Emre Kongar'ın Resmi* İnternet Sitesi


Kitaplar

Green Bullet Makaleler

Green Bullet Articles in English

Sürekli Yazılar


 

AYDINLANMA

 

EMRE KONGAR

 

SAVAŞ VE HAPİS KONUSUNDA ANLAYAMADIKLARIM
 

Güncel olaylar zorladığı ve aralarında ilişki de olduğu için iki konuyu birlikte ele aldım.

Önce, savaş konusunda anlayamadıklarıma bakmak istiyorum:

1) Suriye lideri ile çok yakın dosttunuz; ortak kabine toplantıları, tatil piknikleri yapıyordunuz. Ne oldu da birdenbire onu düşman ilan ettiniz? Bize bir şey mi yaptı?

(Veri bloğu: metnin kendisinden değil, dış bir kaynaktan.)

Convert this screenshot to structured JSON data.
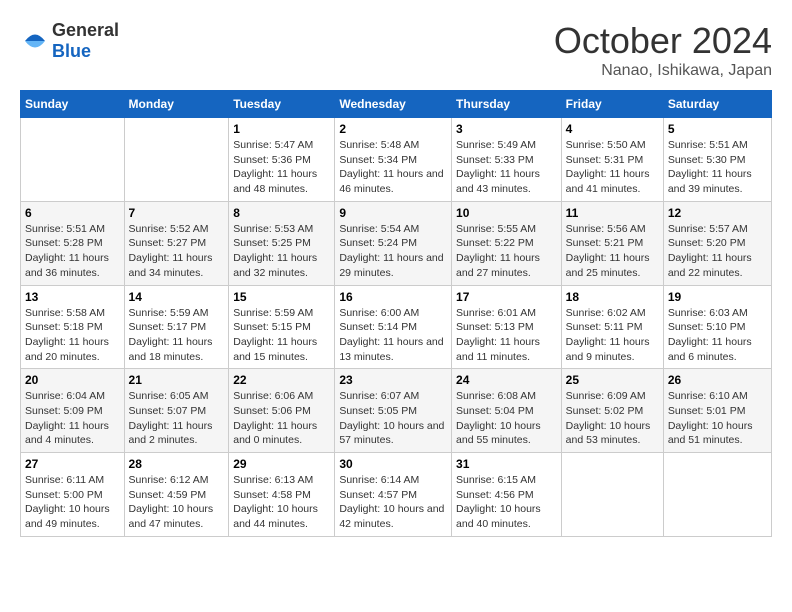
{
  "header": {
    "logo_general": "General",
    "logo_blue": "Blue",
    "month": "October 2024",
    "location": "Nanao, Ishikawa, Japan"
  },
  "columns": [
    "Sunday",
    "Monday",
    "Tuesday",
    "Wednesday",
    "Thursday",
    "Friday",
    "Saturday"
  ],
  "weeks": [
    [
      {
        "day": "",
        "sunrise": "",
        "sunset": "",
        "daylight": ""
      },
      {
        "day": "",
        "sunrise": "",
        "sunset": "",
        "daylight": ""
      },
      {
        "day": "1",
        "sunrise": "Sunrise: 5:47 AM",
        "sunset": "Sunset: 5:36 PM",
        "daylight": "Daylight: 11 hours and 48 minutes."
      },
      {
        "day": "2",
        "sunrise": "Sunrise: 5:48 AM",
        "sunset": "Sunset: 5:34 PM",
        "daylight": "Daylight: 11 hours and 46 minutes."
      },
      {
        "day": "3",
        "sunrise": "Sunrise: 5:49 AM",
        "sunset": "Sunset: 5:33 PM",
        "daylight": "Daylight: 11 hours and 43 minutes."
      },
      {
        "day": "4",
        "sunrise": "Sunrise: 5:50 AM",
        "sunset": "Sunset: 5:31 PM",
        "daylight": "Daylight: 11 hours and 41 minutes."
      },
      {
        "day": "5",
        "sunrise": "Sunrise: 5:51 AM",
        "sunset": "Sunset: 5:30 PM",
        "daylight": "Daylight: 11 hours and 39 minutes."
      }
    ],
    [
      {
        "day": "6",
        "sunrise": "Sunrise: 5:51 AM",
        "sunset": "Sunset: 5:28 PM",
        "daylight": "Daylight: 11 hours and 36 minutes."
      },
      {
        "day": "7",
        "sunrise": "Sunrise: 5:52 AM",
        "sunset": "Sunset: 5:27 PM",
        "daylight": "Daylight: 11 hours and 34 minutes."
      },
      {
        "day": "8",
        "sunrise": "Sunrise: 5:53 AM",
        "sunset": "Sunset: 5:25 PM",
        "daylight": "Daylight: 11 hours and 32 minutes."
      },
      {
        "day": "9",
        "sunrise": "Sunrise: 5:54 AM",
        "sunset": "Sunset: 5:24 PM",
        "daylight": "Daylight: 11 hours and 29 minutes."
      },
      {
        "day": "10",
        "sunrise": "Sunrise: 5:55 AM",
        "sunset": "Sunset: 5:22 PM",
        "daylight": "Daylight: 11 hours and 27 minutes."
      },
      {
        "day": "11",
        "sunrise": "Sunrise: 5:56 AM",
        "sunset": "Sunset: 5:21 PM",
        "daylight": "Daylight: 11 hours and 25 minutes."
      },
      {
        "day": "12",
        "sunrise": "Sunrise: 5:57 AM",
        "sunset": "Sunset: 5:20 PM",
        "daylight": "Daylight: 11 hours and 22 minutes."
      }
    ],
    [
      {
        "day": "13",
        "sunrise": "Sunrise: 5:58 AM",
        "sunset": "Sunset: 5:18 PM",
        "daylight": "Daylight: 11 hours and 20 minutes."
      },
      {
        "day": "14",
        "sunrise": "Sunrise: 5:59 AM",
        "sunset": "Sunset: 5:17 PM",
        "daylight": "Daylight: 11 hours and 18 minutes."
      },
      {
        "day": "15",
        "sunrise": "Sunrise: 5:59 AM",
        "sunset": "Sunset: 5:15 PM",
        "daylight": "Daylight: 11 hours and 15 minutes."
      },
      {
        "day": "16",
        "sunrise": "Sunrise: 6:00 AM",
        "sunset": "Sunset: 5:14 PM",
        "daylight": "Daylight: 11 hours and 13 minutes."
      },
      {
        "day": "17",
        "sunrise": "Sunrise: 6:01 AM",
        "sunset": "Sunset: 5:13 PM",
        "daylight": "Daylight: 11 hours and 11 minutes."
      },
      {
        "day": "18",
        "sunrise": "Sunrise: 6:02 AM",
        "sunset": "Sunset: 5:11 PM",
        "daylight": "Daylight: 11 hours and 9 minutes."
      },
      {
        "day": "19",
        "sunrise": "Sunrise: 6:03 AM",
        "sunset": "Sunset: 5:10 PM",
        "daylight": "Daylight: 11 hours and 6 minutes."
      }
    ],
    [
      {
        "day": "20",
        "sunrise": "Sunrise: 6:04 AM",
        "sunset": "Sunset: 5:09 PM",
        "daylight": "Daylight: 11 hours and 4 minutes."
      },
      {
        "day": "21",
        "sunrise": "Sunrise: 6:05 AM",
        "sunset": "Sunset: 5:07 PM",
        "daylight": "Daylight: 11 hours and 2 minutes."
      },
      {
        "day": "22",
        "sunrise": "Sunrise: 6:06 AM",
        "sunset": "Sunset: 5:06 PM",
        "daylight": "Daylight: 11 hours and 0 minutes."
      },
      {
        "day": "23",
        "sunrise": "Sunrise: 6:07 AM",
        "sunset": "Sunset: 5:05 PM",
        "daylight": "Daylight: 10 hours and 57 minutes."
      },
      {
        "day": "24",
        "sunrise": "Sunrise: 6:08 AM",
        "sunset": "Sunset: 5:04 PM",
        "daylight": "Daylight: 10 hours and 55 minutes."
      },
      {
        "day": "25",
        "sunrise": "Sunrise: 6:09 AM",
        "sunset": "Sunset: 5:02 PM",
        "daylight": "Daylight: 10 hours and 53 minutes."
      },
      {
        "day": "26",
        "sunrise": "Sunrise: 6:10 AM",
        "sunset": "Sunset: 5:01 PM",
        "daylight": "Daylight: 10 hours and 51 minutes."
      }
    ],
    [
      {
        "day": "27",
        "sunrise": "Sunrise: 6:11 AM",
        "sunset": "Sunset: 5:00 PM",
        "daylight": "Daylight: 10 hours and 49 minutes."
      },
      {
        "day": "28",
        "sunrise": "Sunrise: 6:12 AM",
        "sunset": "Sunset: 4:59 PM",
        "daylight": "Daylight: 10 hours and 47 minutes."
      },
      {
        "day": "29",
        "sunrise": "Sunrise: 6:13 AM",
        "sunset": "Sunset: 4:58 PM",
        "daylight": "Daylight: 10 hours and 44 minutes."
      },
      {
        "day": "30",
        "sunrise": "Sunrise: 6:14 AM",
        "sunset": "Sunset: 4:57 PM",
        "daylight": "Daylight: 10 hours and 42 minutes."
      },
      {
        "day": "31",
        "sunrise": "Sunrise: 6:15 AM",
        "sunset": "Sunset: 4:56 PM",
        "daylight": "Daylight: 10 hours and 40 minutes."
      },
      {
        "day": "",
        "sunrise": "",
        "sunset": "",
        "daylight": ""
      },
      {
        "day": "",
        "sunrise": "",
        "sunset": "",
        "daylight": ""
      }
    ]
  ]
}
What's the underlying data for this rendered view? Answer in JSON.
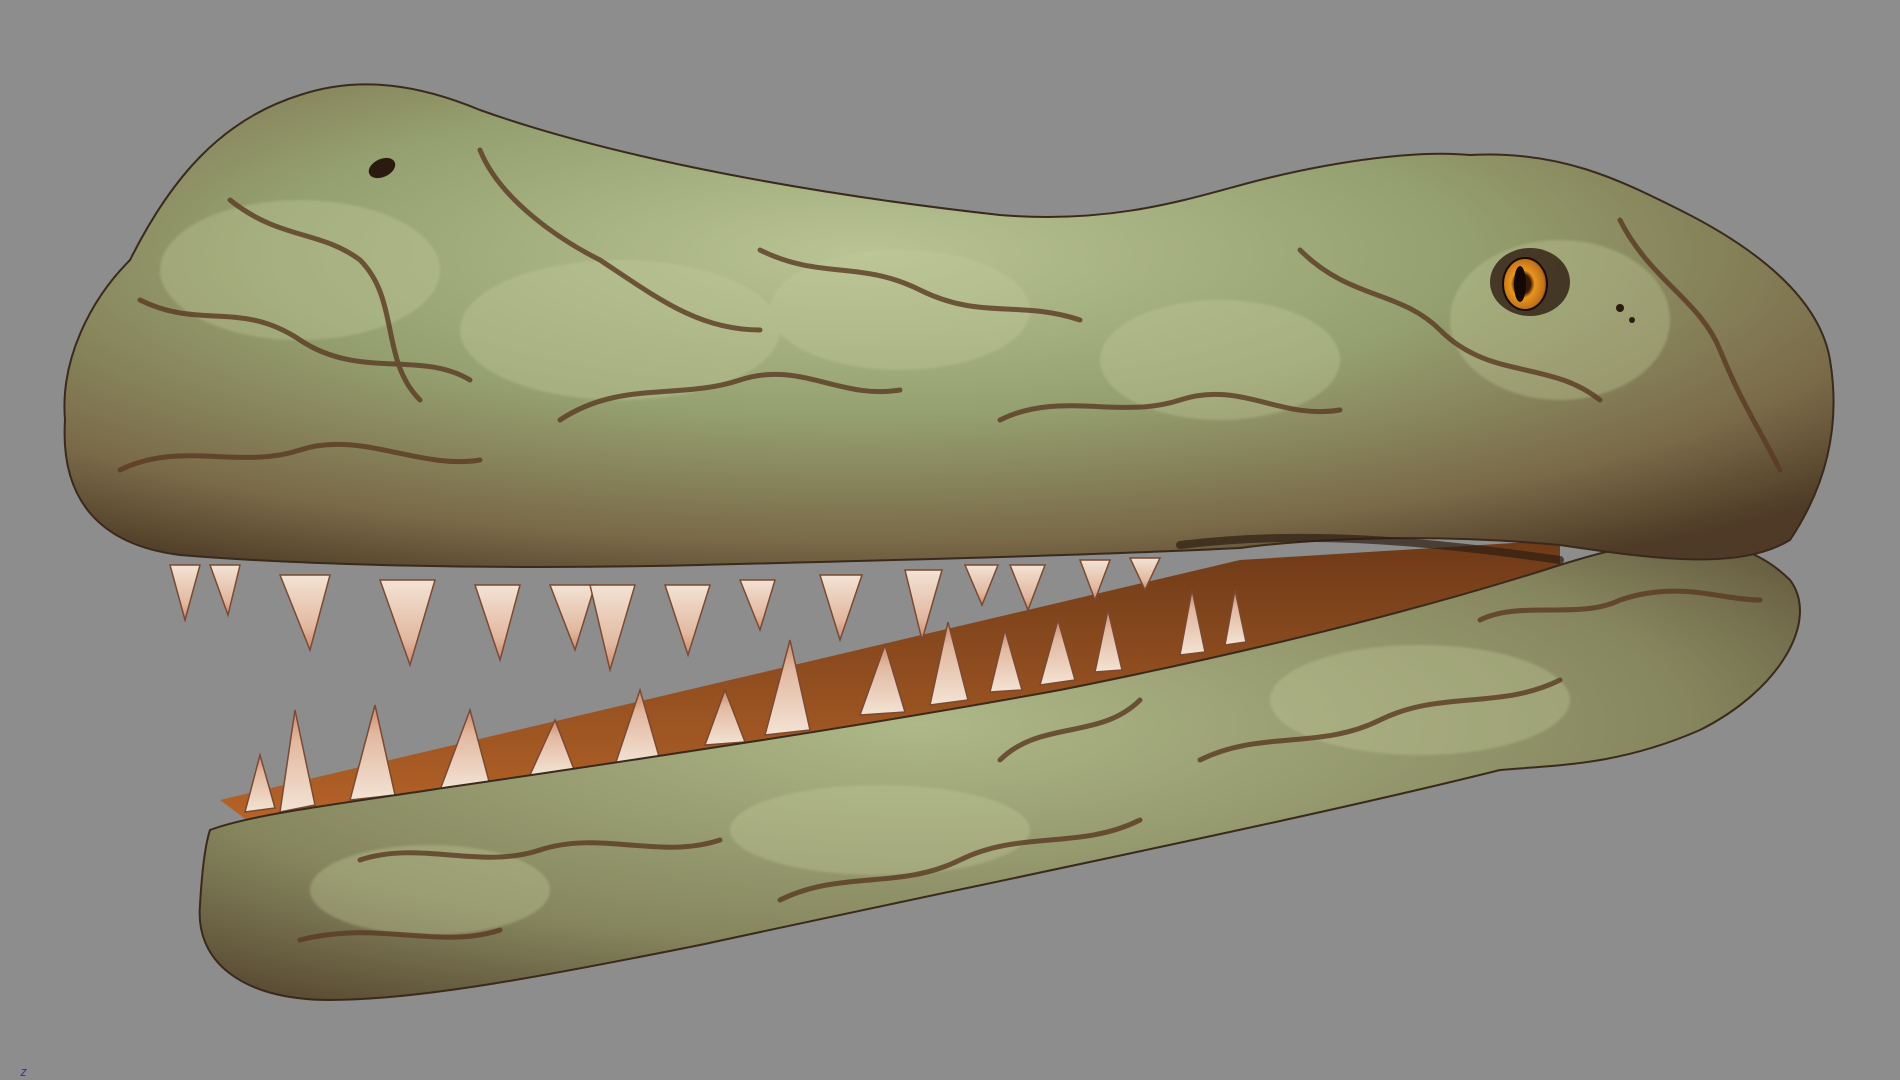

2) DAEŞ, IŞİD adlarıyla bilinen dinci örgütü "terör örgütü" olarak kabul ediyoruz. Niçin bu örgütün ülkemizde örgütlenmesine, asker toplamasına, miting yapmasına, militanlarının tedavi edilmesine izin verdiniz?

3) DAEŞ, IŞİD denilen örgütle içerde de dışarda da savaşıyoruz. Niçin bu örgütün esas düşmanı olan ve onunla savaşan Suriye Hükümetine karşı onlarla aynı cephedeyiz?

4) Suriye'de PYD, YPG denilen Kürt güçlerini içerdeki PKK uzantıları olarak terör örgütü kabul ediyoruz. Niçin bu güçlere Irak'tan giden desteklerin geçmesi için sınırlarımızı açtınız? Niçin bu güçlerin düşmanı olan Suriye Hükümetine karşı, onlarla aynı cephede yer alıyoruz?

5) Suriye Hükümetine karşı olan savaşı, bu hükümetin halkına kötü davranması ve hatta kimyasal silah kullanması gibi gerekçelere dayandırıyorsunuz. Halkına kötü davranan iktidarı düşürmek için, aynı halkı daha çok öldürecek bir savaşı niçin yapıyorsunuz, füzelerin atılmasına niçin seviniyorsunuz?

6) Afrin harekatı, Kürtlere karşı, sınır güvenliğimiz için yapıldı diyorsunuz. Kürtler Suriye Hükümetine karşı savaştıklarına göre, Suriye ile ittifak etmeniz gerekmez mi?

7) Hem "Suriye'nin toprak bütünlüğüne saygılıyız" diyorsunuz, hem de Afrin ve civarına yönetici atamaktan söz ediyorsunuz.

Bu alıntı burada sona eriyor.